I suspect it's not how well you Tweet, but how often. And for what purpose. It's just not for me. I'm dull. I rarely troll for restaurant recommendations or query about pies. My brain is too filled with chatter as it is. I have many voices in there all talking to me at once. I mostly converse with them.
Tamara Darling,
No, it's actually hard to effectively put down things we don't understand. Perhaps I've been ineffective.
Twitter has millions and millions of fans. I have eight. That says it all.
Folks who use Twitter and FaceBook have hundreds of "Friends" and "Followers," even thousands, some millions. Poor me, I only have a handful of friends, and no followers. I'm so lonely.
I dislike Twitter. But don't get me wrong. I don't dislike people who use Twitter. Nor do I think them all fools. But it sure would be hard to have this dialogue using Twitter. Which may be the point entirely.
I'm actually just bitter because no one has started a HoseMaster of Wine Fan Club on FaceBook.
Unbelievable oversight.
@HMW LOL ur twts r the shiz bro ROFLMAO
Ron,
I'm with you on this tweet thing, but I guess it serves a useful purpose for some. Take my GF....please.
If I'm not mistaken, Henny Youngman appeared on both the Match Game and Hollywood Squares. How many people can say they've done that?
Now, I know why I don't tweet.
What the hell's a "shizbro"?
Puff Daddy,
He's YOUR son. Not my fault you raised such an inarticulate Dude-- fershizzle.
I do know ROFLMAO stands for Respect Our Fearless Leader, MAO and is some sort of Communist Chinese terrorist group.
As for my son, you are responsible for that. You spawned him when you nicknamed me Puff Daddy, and he repeated it on another website where I had posted back in the early days of my blog-chasing.

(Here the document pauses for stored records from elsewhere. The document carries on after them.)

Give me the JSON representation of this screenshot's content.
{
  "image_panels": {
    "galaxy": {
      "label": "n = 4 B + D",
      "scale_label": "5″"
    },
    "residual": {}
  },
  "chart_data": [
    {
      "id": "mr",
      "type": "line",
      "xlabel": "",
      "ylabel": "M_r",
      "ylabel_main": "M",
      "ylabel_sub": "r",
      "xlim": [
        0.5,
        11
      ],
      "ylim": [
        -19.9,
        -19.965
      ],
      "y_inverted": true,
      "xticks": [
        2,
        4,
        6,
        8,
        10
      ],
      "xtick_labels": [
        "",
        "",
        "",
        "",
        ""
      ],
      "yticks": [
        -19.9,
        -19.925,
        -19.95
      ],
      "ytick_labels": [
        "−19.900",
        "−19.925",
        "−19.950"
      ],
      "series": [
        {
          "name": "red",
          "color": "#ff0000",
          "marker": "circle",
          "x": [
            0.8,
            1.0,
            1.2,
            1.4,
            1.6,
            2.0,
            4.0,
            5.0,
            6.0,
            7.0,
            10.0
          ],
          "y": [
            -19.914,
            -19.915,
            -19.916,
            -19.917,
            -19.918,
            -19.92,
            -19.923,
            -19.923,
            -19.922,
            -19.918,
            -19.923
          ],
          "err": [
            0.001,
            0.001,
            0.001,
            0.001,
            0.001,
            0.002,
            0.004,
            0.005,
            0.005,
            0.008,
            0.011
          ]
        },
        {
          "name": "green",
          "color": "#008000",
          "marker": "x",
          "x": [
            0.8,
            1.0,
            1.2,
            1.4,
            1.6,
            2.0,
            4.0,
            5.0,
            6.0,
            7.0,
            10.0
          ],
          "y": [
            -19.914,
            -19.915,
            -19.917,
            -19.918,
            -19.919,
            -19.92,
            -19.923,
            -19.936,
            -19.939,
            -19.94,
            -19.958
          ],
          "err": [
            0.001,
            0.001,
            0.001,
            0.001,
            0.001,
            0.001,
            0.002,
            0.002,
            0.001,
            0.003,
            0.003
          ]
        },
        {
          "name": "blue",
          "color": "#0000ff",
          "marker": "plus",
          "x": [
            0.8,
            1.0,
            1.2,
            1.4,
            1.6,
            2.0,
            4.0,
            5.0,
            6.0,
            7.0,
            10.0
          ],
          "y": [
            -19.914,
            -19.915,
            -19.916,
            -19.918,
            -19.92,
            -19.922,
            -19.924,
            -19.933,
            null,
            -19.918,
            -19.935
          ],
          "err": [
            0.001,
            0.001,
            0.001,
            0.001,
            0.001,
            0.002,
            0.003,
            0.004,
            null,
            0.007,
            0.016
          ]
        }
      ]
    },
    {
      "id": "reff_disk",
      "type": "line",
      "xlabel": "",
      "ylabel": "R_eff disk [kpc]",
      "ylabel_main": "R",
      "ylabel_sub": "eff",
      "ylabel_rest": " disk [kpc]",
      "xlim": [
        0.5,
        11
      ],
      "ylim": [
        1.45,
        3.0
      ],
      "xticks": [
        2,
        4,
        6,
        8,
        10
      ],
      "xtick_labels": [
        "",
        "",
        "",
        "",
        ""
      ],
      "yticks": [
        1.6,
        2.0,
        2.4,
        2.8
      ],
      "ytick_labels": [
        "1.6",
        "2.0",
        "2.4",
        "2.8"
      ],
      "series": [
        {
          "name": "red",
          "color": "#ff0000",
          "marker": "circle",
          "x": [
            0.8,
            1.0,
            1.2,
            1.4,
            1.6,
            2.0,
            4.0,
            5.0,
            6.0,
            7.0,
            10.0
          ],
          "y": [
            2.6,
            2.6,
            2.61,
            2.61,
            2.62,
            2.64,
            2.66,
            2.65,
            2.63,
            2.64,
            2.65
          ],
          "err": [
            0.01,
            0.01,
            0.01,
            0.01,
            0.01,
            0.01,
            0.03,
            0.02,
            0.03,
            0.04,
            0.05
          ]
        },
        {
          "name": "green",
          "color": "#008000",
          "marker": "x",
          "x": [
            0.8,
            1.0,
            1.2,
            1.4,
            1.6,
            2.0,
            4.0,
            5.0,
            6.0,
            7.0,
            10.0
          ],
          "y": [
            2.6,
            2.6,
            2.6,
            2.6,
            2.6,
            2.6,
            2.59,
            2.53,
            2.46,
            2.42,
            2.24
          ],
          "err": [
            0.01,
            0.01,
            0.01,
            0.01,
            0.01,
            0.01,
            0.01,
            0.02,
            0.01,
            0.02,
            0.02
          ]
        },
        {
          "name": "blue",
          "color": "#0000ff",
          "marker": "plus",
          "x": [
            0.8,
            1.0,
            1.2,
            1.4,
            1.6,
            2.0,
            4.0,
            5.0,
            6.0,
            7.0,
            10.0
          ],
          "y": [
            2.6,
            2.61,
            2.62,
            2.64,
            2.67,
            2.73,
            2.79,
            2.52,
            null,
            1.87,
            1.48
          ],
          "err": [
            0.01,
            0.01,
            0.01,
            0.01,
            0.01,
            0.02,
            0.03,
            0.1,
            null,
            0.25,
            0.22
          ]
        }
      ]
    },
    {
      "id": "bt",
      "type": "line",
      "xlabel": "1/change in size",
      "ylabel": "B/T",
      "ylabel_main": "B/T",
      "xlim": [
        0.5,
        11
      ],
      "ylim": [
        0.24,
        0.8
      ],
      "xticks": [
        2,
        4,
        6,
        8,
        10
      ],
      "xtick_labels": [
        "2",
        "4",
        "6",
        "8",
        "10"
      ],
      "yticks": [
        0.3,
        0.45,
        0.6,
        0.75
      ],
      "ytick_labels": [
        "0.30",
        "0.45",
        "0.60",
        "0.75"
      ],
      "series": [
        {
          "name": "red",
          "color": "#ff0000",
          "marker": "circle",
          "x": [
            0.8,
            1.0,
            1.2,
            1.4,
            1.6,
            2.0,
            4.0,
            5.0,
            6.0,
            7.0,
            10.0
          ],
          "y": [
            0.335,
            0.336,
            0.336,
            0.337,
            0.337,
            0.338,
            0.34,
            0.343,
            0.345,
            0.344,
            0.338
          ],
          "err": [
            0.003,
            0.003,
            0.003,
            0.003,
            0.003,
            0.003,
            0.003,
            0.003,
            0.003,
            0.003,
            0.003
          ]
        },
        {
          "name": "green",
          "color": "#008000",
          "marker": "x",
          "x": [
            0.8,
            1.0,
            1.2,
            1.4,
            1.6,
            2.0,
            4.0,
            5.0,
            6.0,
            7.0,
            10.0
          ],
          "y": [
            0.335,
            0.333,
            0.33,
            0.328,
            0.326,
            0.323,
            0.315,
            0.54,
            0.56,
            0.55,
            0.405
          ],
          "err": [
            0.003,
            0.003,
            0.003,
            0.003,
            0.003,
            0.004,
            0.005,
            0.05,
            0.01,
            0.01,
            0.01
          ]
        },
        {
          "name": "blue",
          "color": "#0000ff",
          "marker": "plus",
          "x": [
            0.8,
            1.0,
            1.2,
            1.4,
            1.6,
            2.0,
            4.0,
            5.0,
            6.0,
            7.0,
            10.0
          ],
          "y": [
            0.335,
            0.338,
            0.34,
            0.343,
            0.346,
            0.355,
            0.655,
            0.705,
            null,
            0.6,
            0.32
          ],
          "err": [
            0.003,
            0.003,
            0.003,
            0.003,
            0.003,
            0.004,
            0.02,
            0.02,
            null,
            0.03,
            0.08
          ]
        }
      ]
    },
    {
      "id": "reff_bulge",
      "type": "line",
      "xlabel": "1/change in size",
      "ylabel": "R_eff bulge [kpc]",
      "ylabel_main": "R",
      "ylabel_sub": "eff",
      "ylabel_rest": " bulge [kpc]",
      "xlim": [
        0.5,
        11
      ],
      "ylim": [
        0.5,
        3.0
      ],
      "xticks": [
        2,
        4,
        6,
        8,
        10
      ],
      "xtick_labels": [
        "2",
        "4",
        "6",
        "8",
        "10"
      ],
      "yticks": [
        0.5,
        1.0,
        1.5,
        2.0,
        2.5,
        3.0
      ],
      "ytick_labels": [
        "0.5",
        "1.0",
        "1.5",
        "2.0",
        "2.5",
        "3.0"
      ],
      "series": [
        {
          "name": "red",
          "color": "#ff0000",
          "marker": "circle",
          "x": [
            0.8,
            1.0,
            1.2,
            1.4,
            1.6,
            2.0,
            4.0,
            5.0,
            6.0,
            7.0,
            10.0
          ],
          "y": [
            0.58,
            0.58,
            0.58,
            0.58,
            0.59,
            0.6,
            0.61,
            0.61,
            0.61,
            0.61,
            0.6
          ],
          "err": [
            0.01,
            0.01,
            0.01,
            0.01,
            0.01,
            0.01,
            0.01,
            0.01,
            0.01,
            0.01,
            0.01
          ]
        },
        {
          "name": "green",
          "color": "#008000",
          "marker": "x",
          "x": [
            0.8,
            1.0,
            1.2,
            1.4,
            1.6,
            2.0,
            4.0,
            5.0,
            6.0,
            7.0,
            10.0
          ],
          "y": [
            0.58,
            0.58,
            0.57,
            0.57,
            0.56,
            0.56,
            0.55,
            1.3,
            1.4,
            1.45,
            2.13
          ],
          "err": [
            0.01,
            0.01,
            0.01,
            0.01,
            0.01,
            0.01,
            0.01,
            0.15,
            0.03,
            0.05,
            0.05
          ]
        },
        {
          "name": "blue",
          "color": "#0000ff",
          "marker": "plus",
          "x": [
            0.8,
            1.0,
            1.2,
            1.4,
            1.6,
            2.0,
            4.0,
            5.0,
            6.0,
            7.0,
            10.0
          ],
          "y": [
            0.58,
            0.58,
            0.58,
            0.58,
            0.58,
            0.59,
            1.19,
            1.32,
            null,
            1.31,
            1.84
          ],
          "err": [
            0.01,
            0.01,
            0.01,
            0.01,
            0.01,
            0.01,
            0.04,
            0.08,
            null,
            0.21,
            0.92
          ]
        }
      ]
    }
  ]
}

I had some positive things to say about the young bloggers who, I think, will, sooner or later, replace my generation of writers. JoeDude, playing off the Daddy thing that you created and I seem to like, made a comment about not minding if I were his journalism daddy or something like that.
When I finally met him at the Winewriters' Symposium, we got to drinking (quel surprise, eh?) and got to joking about the name and his use of it. That was when I adopted him as my journalistic son.
But, if he keeps saying things like "shizbro", I may need to reconsider.
Puff Daddy,
OH, so it's MY fault you were taken in by a young grifter after your fame and prestige to use for his own gain. Sure, go ahead and believe that.
And, well, "Puff Daddy" was just the perfect nickname, I thought. Seems to have stuck anyway.
We can't wait for you to get our next issue, either. Not gonna lie, it is pretty epic!
Cheers!
Nice spam job, Mutineer.
"...pretty epic." Yeah, that should attract your core reading audience. Frat boys with reading disabilities.
The William Foley/Wine Enthusiast one was quite funny.